Malaysia is wonderful. I fell in love instantly, and every passing day proves further that this country is great.
Getting here, however, was not so great. What should have been a few hours' trip turned into a whole day of headaches. We took a minibus from Ao Nang to Hat Yai, a southern Thai jumping-off point into Malaysia. We made fairly good time to Hat Yai, but spent another hour literally driving around in circles before finally getting dropped off at the bus station. Catching the bus to the border town of Pedang Besar was easy enough, except that bus too then spent another hour driving around the city, picking up dozens of people and blasting horrific karaoke music videos at max volume (actually that part was awesome). Finally, we got dropped off at the border, which turned out to be this weird toll-booth looking thing. We got stamped out by Thai immigration, but poor Charley didn't realize he overstayed his Thai visa by a day, so he had to pay a hefty fee. But no matter. After marching through the Thai border, we walked about a half mile down the road (no sidewalks... apparently no one actually walks through this border), got stamped through by the Malaysia dudes (as they blasted Michael Jackson's "Rock With You"... what?) and had to walk another half mile to the actual town. At this point it was about 9pm. After considering hitchhiking, we finally sucked it up and paid to take a cab to the nearest city with accomodation available, the state capital of Kangar.
As luck would have it, there was no accomodation available anywhere in Kangar. We sat at a nearby Chinese restaurant sulking and weighing our options, and by some miracle met a fellow foreigner who directed us to a homestay down the road. The room had a decidedly skanky bathroom and cockroaches the size of my hand crawling up the wall, but it was still a blessing in rather hefty disguise. The next day we moved to a nice, clean hotel down the road and everything has been great since.
Kangar, as it turns out, is completely off the tourist track, which has made it an absolutely lovely place to visit. Malaysian people have been unbelievably friendly and gracious, stopping to wave and smile and honk at us, the only white folks in town. It's gotten to the point where we can't walk down the street without someone that we've met in the last few days stopping to laugh and smile and wish us well. Like elsewhere in Malaysia, Kangar is home to an eclectic mix of Chinese Buddhists, Thai and Malaysian Muslims, some Indian Hindus, and even a few Christians, all living together in one big happy coexistence. It also makes for some out-of-this-world food choices.
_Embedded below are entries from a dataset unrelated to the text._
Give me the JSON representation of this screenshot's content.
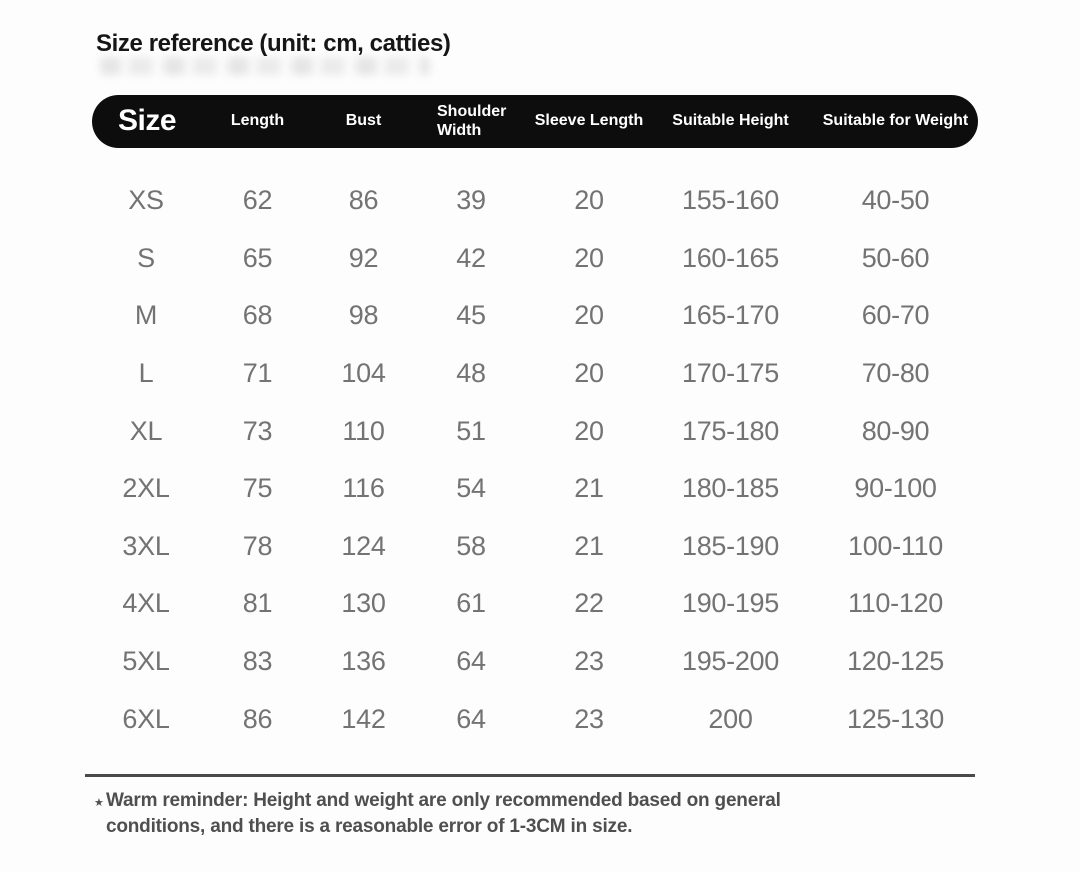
{
  "page": {
    "title": "Size reference (unit: cm, catties)",
    "note_star": "★",
    "note": "Warm reminder: Height and weight are only recommended based on general conditions, and there is a reasonable error of 1-3CM in size."
  },
  "colors": {
    "background": "#fdfdfd",
    "header_bg": "#0d0d0d",
    "header_text": "#ffffff",
    "title_text": "#161616",
    "cell_text": "#737373",
    "note_text": "#4f4f4f",
    "divider": "#4a4a4a"
  },
  "chart_data": {
    "type": "table",
    "title": "Size reference (unit: cm, catties)",
    "columns": [
      "Size",
      "Length",
      "Bust",
      "Shoulder Width",
      "Sleeve Length",
      "Suitable Height",
      "Suitable for Weight"
    ],
    "rows": [
      [
        "XS",
        "62",
        "86",
        "39",
        "20",
        "155-160",
        "40-50"
      ],
      [
        "S",
        "65",
        "92",
        "42",
        "20",
        "160-165",
        "50-60"
      ],
      [
        "M",
        "68",
        "98",
        "45",
        "20",
        "165-170",
        "60-70"
      ],
      [
        "L",
        "71",
        "104",
        "48",
        "20",
        "170-175",
        "70-80"
      ],
      [
        "XL",
        "73",
        "110",
        "51",
        "20",
        "175-180",
        "80-90"
      ],
      [
        "2XL",
        "75",
        "116",
        "54",
        "21",
        "180-185",
        "90-100"
      ],
      [
        "3XL",
        "78",
        "124",
        "58",
        "21",
        "185-190",
        "100-110"
      ],
      [
        "4XL",
        "81",
        "130",
        "61",
        "22",
        "190-195",
        "110-120"
      ],
      [
        "5XL",
        "83",
        "136",
        "64",
        "23",
        "195-200",
        "120-125"
      ],
      [
        "6XL",
        "86",
        "142",
        "64",
        "23",
        "200",
        "125-130"
      ]
    ],
    "footnote": "Warm reminder: Height and weight are only recommended based on general conditions, and there is a reasonable error of 1-3CM in size.",
    "units": "cm, catties",
    "legend_position": "none",
    "grid": false
  }
}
We've been welcomed with wide open arms, and everyone expresses a genuine interest in where we're from, how we like Malaysia (we love it!), what we think of Bush (we hate him!, and not just in our mouths but in our hearts, as one Muslim asked), and where we're off to next (Indonesia!).
And, of course, the rock climbing has continued. We've been going to a crag that's about 8km away from here, confounding the cab drivers with our assortment of beaners, slings, and other strange looking gear of all shapes and sizes. At the crag, we met yet another group of intensely friendly and fun Malaysians, who were kind enough to give us all a ride back to town 2 days in a row. But after two days, we're done here, and later this afternoon are headed to the island of Penang before jumping off the Indonesia.